A new NMR method is proposed for measuring anisotropic spin-Hamiltonian parameters, STEAMER (slow turning echo amplitude modulation and echo reduction). It involves slow turning of a powdered sample about an axis perpendicular to the external magnetic field. We have theoretically analyzed and experimentally demonstrated this technique for the specific case of an axially symmetric second-rank tensor interaction. The method relies upon a slow continuous rotation of the sample that changes the orientation of the principal-axis systems of interaction tensors with respect to the external magnetic field and renders the spin Hamiltonian time dependent. As a consequence a conventional Hahn spin-echo pulse sequence yields imperfect refocusing and altered echo amplitudes. Two principal advantages of STEAMER are that only a small portion of the entire powder pattern need be observed at a single frequency and that anisotropic interactions can be distinguished from distributions of isotropic interactions. The N14 (I=1) selectively excited π/2-π spin-echo NMR signal in KNO3 provides a good test case for the effects of slow turning (rotation at 1 rpm) since it has a first-order quadrupole interaction from a N14 nuclear quadrupole coupling constant (NQCC) of 0.75 MHz and a small asymmetry parameter (0.022).
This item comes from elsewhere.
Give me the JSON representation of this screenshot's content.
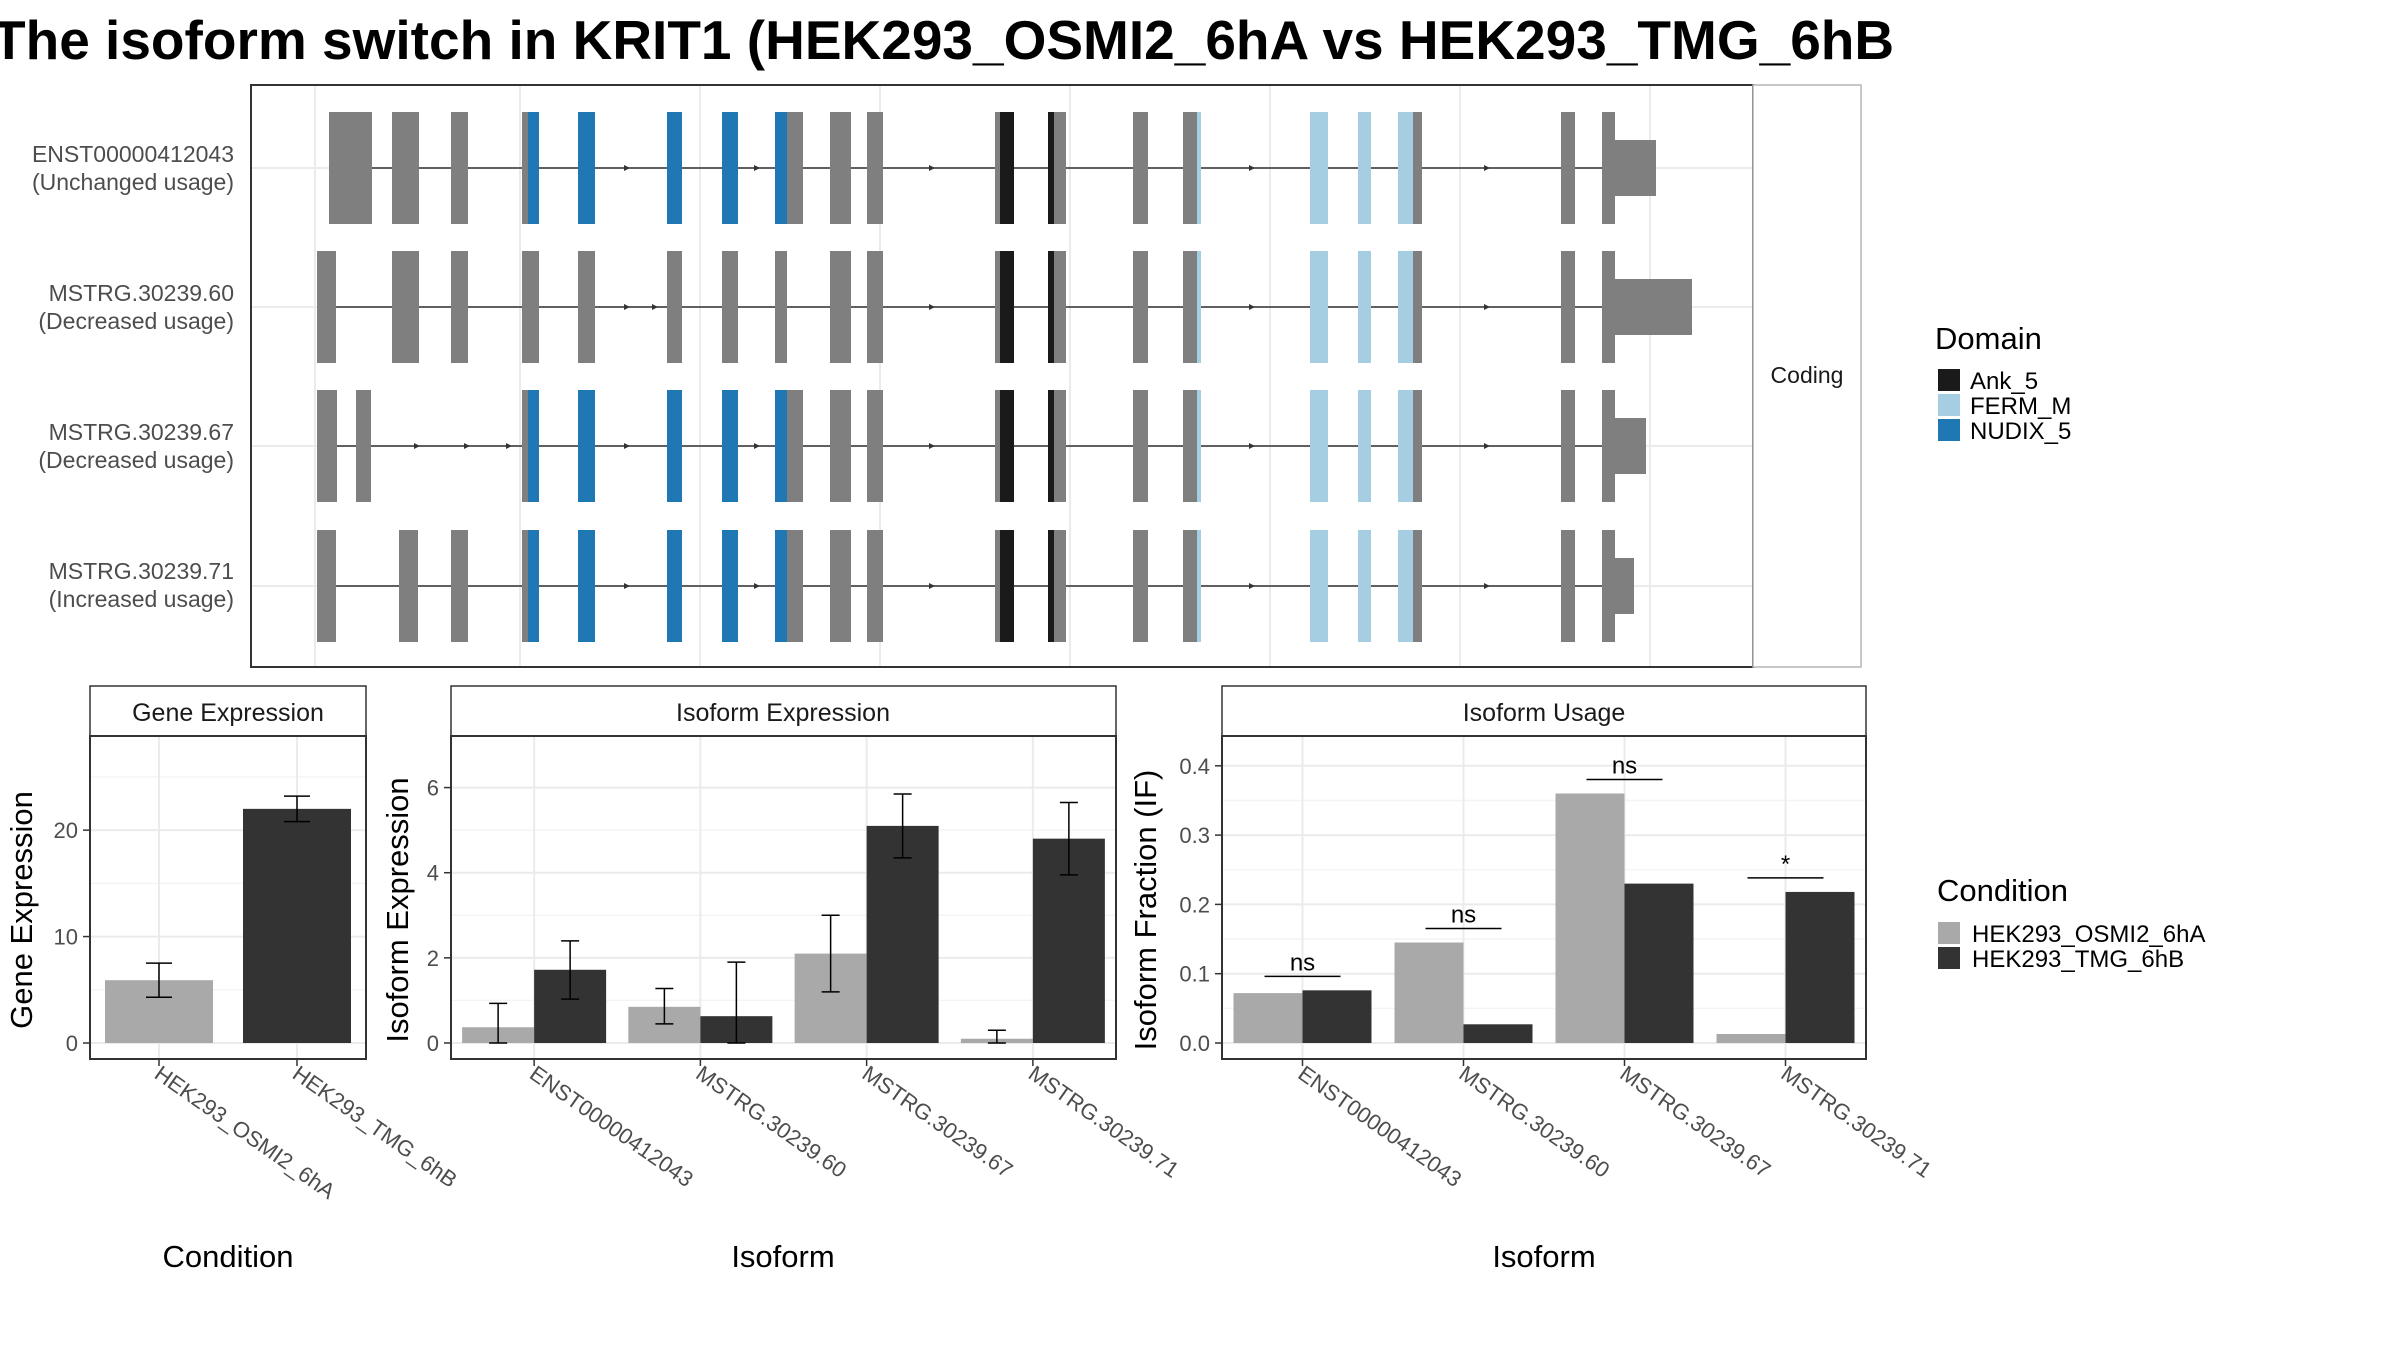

Theoretical simulations of the echo amplitude as a function of the pulse interval for an axially symmetric second-rank tensor agree well with the experimental results at a chosen frequency. These numerical simulations are compared to an analytical approximation derived in terms of the zeroth-order Bessel function. In addition, a simple graphical method for obtaining NQCC values from STEAMER data is developed. Other aspects and possible extensions of the STEAMER experiment are discussed.